Influenza is a virus that affects our whole country every year. The center of disease control or CDC recommends use of the flu shot each year to prevent exposure to the virus. The flu vaccine can reduce the flu illnesses, doctor’s visits, and missed days of school and work. The more people that receive the flu vaccine, the more people will be protected from the flu. In my experience when I am trying to promote the flu vaccine, people often say “I don’t get the flu shot because it gave me the flu”. That statement is false. You cannot get the flu from the flu vaccine. This is a myth that prevents many people from receiving the vaccination and can unintentionally increase the rate of the virus.
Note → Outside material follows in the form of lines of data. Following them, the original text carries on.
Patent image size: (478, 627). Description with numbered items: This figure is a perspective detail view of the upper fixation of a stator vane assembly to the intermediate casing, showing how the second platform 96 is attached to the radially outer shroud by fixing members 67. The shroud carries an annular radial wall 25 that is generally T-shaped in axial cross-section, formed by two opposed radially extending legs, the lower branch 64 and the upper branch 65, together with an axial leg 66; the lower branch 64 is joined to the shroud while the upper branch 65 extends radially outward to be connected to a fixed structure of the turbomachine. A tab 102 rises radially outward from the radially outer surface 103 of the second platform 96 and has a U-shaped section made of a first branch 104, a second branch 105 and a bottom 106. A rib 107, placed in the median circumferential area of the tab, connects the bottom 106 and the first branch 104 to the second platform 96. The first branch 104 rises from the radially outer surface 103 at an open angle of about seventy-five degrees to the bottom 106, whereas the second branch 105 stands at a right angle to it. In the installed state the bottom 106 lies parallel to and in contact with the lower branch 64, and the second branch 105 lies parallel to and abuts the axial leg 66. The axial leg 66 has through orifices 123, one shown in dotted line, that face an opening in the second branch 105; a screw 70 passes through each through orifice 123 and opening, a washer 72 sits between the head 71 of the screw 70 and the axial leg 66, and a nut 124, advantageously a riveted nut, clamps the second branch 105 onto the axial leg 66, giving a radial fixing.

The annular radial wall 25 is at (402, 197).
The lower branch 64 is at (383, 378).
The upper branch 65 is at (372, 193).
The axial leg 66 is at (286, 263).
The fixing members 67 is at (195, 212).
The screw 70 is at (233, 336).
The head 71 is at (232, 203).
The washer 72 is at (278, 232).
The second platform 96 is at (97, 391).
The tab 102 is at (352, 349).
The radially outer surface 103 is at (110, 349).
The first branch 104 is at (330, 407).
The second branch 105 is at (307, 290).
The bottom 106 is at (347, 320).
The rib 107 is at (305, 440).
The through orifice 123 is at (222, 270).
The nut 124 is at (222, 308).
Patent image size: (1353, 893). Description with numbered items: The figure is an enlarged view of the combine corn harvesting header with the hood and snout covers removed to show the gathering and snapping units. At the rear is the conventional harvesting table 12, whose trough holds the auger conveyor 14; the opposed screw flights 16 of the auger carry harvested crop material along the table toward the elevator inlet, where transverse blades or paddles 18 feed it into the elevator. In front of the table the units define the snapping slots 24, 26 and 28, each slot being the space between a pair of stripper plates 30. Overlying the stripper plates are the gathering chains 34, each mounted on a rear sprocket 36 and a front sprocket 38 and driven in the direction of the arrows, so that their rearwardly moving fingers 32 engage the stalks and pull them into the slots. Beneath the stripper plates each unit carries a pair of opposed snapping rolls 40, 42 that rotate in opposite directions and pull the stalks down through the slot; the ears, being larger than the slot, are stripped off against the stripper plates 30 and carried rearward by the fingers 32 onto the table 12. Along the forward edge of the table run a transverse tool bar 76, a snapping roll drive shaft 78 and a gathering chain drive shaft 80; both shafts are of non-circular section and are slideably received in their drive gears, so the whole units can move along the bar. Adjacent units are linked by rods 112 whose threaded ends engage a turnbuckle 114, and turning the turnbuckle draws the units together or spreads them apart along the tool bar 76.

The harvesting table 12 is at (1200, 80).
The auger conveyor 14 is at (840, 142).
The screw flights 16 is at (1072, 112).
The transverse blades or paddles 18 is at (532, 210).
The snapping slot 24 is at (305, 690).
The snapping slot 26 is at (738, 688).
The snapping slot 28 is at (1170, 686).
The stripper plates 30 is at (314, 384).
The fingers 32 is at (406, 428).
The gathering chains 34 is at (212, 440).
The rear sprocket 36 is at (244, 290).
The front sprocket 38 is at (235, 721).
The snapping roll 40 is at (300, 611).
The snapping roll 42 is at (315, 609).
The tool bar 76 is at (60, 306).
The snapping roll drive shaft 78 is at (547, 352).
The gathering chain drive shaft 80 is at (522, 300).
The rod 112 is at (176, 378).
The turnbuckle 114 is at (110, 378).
What can I do to prevent exposure?
First you should get the seasonal flu vaccine each year. The earlier you receive the vaccine, the better off you will be. Also encourage others to get the vaccine, such as your loved ones. If you have loved ones that are at high risk for flu complications, then getting the vaccine is very important. In addition to the vaccine, you can take everyday preventative actions such as washing your hands and staying away from sick people. This reduces the spread of germs and can be a vital part in preventing spread. The flu can be spread through the air and by contact from a sick person.
What to do if you get the flu
The first thing you should do is go to the doctor, they will confirm you have the virus and prescribe you medications. One of the medications that the doctor should prescribe is Tamiflu (Osetamivir). Tamiflu is an antiviral agent that can reduce the duration and intensity of the flu. You must begin taking Tamiflu within the first 48 hours after being diagnosed. Family members and other people that may be in contact with you should get Tamiflu as well for prevention. It comes in a box of 10 capsules, the dosing if you have the flu is one capsule twice a day for five days. The dose for prevention is one capsule a day for 10 days. It also comes in a liquid form for children or someone that cannot swallow capsules.